Manuels et pratiques

Utile et gratifiant

Jardinage, cuisine, pâtisserie, bricolage, photographie. Des activités qui servent aussi au quotidien.

Sociaux

À partager

Chorale, théâtre amateur, clubs de lecture, bénévolat. Ceux qu’on pratique à plusieurs, pour le lien autant que pour l’activité.

Cette liste n’a rien d’exhaustif, et c’est tant mieux : le meilleur hobby est souvent celui auquel on n’aurait pas pensé.

Comment trouver un hobby qui vous correspond

Chercher un hobby « parce qu’il en faut un » mène rarement quelque part. Ce qui fonctionne mieux, c’est de partir de soi. De combien de temps disposez-vous vraiment ? Une activité qui demande une demi-journée d’installation ne tiendra pas si vos créneaux sont des bouts de soirée. Mieux vaut un hobby qui s’accommode de vingt minutes qu’une belle idée qu’on ne sort jamais du placard.

Qu’est-ce qui vous attire, sans utilité derrière ? Le hobby n’a pas à être rentable ni impressionnant. Si l’idée de passer une heure à cela vous détend rien qu’à y penser, c’est bon signe. À l’inverse, une activité choisie pour bien paraître s’essouffle vite. Et quel budget êtes-vous à l’aise d’y mettre ? Beaucoup de hobbies coûtent presque rien — la marche, la lecture, l’écriture, le dessin —, d’autres demandent du matériel : commencer petit permet de tester une envie avant d’investir.

« Hobbies » est-il déjà un pluriel ?

Oui. « Hobbies » est le pluriel de « hobby », formé sur le modèle anglais qui transforme le -y final en -ies. Au singulier, on écrit toujours « hobby ».

Peut-on écrire « hobbys » en français ?

Oui. « Hobbys », avec un simple -s, est le pluriel francisé recommandé par les rectifications orthographiques de 1990. Il coexiste avec « hobbies », plus courant à l’écrit.

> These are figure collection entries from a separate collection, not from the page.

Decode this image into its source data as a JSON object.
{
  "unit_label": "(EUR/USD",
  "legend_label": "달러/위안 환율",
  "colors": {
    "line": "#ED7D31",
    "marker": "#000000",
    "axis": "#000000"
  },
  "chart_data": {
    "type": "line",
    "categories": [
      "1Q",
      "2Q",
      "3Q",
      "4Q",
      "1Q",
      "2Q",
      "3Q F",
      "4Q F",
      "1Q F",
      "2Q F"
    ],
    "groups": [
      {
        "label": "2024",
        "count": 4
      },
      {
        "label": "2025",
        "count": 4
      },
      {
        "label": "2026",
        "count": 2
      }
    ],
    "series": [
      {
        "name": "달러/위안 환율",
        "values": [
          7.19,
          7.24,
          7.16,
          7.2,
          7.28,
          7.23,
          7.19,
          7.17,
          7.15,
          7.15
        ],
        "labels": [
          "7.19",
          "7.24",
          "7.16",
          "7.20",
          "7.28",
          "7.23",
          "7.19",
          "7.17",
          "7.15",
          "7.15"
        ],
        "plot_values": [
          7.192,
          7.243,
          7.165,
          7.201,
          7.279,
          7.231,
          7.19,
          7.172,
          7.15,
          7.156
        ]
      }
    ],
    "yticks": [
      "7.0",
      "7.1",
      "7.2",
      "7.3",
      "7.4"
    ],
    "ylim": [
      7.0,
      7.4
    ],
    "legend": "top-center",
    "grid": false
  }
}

Les deux sont corrects.

Quelle différence entre un hobby et une passion ?

Le hobby est une activité de loisir régulière, pratiquée pour le plaisir. La passion marque une intensité et un investissement plus forts, qui touchent souvent à l’identité et prennent une vraie place dans la vie.

Quel hobby choisir quand on manque de temps ?

Privilégiez une activité qui se pratique par petits créneaux et sans longue installation : lecture, écriture, dessin, marche, tricot. Mieux vaut un hobby facile à sortir qu’une belle idée qui reste dans le placard.

Un hobby ne se décrète pas, il se découvre en le pratiquant — et il a le droit d’évoluer, de changer, voire de laisser sa place à un autre quand l’envie n’y est plus.